Here are some facts about John Alden:

  • He was hired as the ship’s cooper, a job of maintaining and repairing the ship’s barrels.
  • He was initially a member of the ship’s crew rather than a New World settler.
  • He became a signatory of The Mayflower Compact, signed while the travelers were still on the ship, November 1620.
  • He was at the time of his death the last surviving signer of The Mayflower Compact.
  • He signed a political and religious covenant, unto which the signers promised under God “all due Submission and Obedience.” From that time Alden would have been a part of the Pilgrim group.
  • There is a surviving 1620 KJV Bible in the Pilgrim Hall Museum that belonged to John Alden – and the museum is reasonably sure it came over with him on the Mayflower.

Those who take the “and/or” argument (that Alden was not a Pilgrim and/or did not bring a King James Bible with him) eventually are impaled on the horns of their own dilemma.
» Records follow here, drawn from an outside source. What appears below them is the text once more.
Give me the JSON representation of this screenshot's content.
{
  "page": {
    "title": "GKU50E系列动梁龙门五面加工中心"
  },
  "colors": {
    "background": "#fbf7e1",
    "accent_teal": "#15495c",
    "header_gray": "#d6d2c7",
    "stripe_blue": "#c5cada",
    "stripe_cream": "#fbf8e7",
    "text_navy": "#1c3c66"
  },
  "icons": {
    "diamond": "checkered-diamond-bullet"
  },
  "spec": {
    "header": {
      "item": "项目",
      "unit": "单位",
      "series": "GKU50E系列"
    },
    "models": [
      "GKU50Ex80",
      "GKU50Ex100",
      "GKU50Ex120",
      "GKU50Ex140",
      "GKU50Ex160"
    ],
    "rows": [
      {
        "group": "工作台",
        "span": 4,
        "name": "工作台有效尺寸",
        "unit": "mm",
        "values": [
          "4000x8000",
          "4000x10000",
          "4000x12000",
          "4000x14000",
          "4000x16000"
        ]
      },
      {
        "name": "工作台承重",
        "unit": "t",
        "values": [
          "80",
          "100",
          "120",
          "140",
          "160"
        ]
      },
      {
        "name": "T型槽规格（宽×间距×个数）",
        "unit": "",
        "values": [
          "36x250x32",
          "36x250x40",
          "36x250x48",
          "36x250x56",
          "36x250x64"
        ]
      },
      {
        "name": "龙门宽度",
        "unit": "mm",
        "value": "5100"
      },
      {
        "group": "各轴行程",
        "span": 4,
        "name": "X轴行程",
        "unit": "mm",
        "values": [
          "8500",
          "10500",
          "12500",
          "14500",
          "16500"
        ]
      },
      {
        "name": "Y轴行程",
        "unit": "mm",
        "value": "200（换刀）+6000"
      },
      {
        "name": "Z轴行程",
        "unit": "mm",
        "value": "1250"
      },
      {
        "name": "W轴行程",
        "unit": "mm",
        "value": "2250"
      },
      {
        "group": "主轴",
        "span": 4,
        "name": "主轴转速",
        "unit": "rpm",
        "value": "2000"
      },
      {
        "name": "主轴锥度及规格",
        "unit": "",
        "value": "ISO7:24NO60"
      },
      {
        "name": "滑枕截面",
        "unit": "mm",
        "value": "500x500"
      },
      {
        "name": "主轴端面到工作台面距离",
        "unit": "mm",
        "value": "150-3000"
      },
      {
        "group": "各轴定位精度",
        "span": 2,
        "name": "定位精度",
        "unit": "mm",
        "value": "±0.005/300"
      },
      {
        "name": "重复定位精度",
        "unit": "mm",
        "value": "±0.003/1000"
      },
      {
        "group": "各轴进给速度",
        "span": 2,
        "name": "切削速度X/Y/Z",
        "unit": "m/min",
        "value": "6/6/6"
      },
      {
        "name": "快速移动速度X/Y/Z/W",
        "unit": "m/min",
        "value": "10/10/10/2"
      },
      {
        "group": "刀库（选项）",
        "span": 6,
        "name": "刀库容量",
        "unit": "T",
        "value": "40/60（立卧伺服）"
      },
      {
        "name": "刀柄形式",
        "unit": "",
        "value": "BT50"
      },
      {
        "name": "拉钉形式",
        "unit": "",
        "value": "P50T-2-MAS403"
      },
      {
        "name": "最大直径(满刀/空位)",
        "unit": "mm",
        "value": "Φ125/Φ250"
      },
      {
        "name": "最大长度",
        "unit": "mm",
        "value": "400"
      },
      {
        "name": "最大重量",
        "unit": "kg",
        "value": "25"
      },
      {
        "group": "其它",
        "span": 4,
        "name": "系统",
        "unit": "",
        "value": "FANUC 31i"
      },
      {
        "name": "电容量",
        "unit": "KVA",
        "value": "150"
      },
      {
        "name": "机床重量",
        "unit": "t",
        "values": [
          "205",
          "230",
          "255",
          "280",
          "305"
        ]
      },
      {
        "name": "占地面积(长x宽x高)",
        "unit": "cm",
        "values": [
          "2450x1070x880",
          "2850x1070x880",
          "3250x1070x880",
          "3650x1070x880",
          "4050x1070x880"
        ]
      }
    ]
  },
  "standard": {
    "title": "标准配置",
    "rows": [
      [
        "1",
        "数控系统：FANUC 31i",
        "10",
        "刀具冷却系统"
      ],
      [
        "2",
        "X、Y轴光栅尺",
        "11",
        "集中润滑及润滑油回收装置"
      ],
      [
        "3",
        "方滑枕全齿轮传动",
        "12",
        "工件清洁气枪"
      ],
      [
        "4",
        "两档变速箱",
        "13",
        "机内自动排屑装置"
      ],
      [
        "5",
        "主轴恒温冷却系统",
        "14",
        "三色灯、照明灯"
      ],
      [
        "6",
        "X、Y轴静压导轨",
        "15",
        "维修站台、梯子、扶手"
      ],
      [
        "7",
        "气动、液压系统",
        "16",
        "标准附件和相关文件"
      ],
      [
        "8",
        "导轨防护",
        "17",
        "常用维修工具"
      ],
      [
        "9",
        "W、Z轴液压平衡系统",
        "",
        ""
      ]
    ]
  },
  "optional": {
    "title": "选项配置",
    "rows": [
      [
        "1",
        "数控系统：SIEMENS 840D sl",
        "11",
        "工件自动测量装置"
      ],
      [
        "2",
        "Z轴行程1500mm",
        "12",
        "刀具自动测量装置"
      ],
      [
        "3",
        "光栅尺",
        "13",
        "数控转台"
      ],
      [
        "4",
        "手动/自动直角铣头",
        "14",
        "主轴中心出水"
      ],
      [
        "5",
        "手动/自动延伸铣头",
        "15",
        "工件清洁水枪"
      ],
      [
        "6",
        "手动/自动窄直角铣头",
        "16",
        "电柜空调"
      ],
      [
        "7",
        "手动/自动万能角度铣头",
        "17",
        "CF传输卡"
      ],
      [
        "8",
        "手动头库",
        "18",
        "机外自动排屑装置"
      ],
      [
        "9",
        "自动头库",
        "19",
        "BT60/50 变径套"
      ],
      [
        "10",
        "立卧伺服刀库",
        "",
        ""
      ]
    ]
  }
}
After signing The Mayflower Compact, John Alden at that point became a covenanted member of the Pilgrims. John Alden owned, used, and passed down in his family a King James Bible printed in 1620. Here are the two horns of their dilemma.

  • Either

1. If John Alden brought this King James Bible with him initially as a “non-Pilgrim”, he did not throw away his 1611 translation when or after he became a Pilgrim.

  • Or

2. If John Alden did not bring this King James Bible with him, then after he became a Pilgrim and as a Pilgrim John Alden ordered a 1611 translation and had it shipped over to him.

Understanding these two options takes the edge off the claim that the Pilgrims passionately hated the King James Bible and only used the Geneva Bible. This “separatists-hated-the-KJV” argument is broken down and needs to be taken out of service!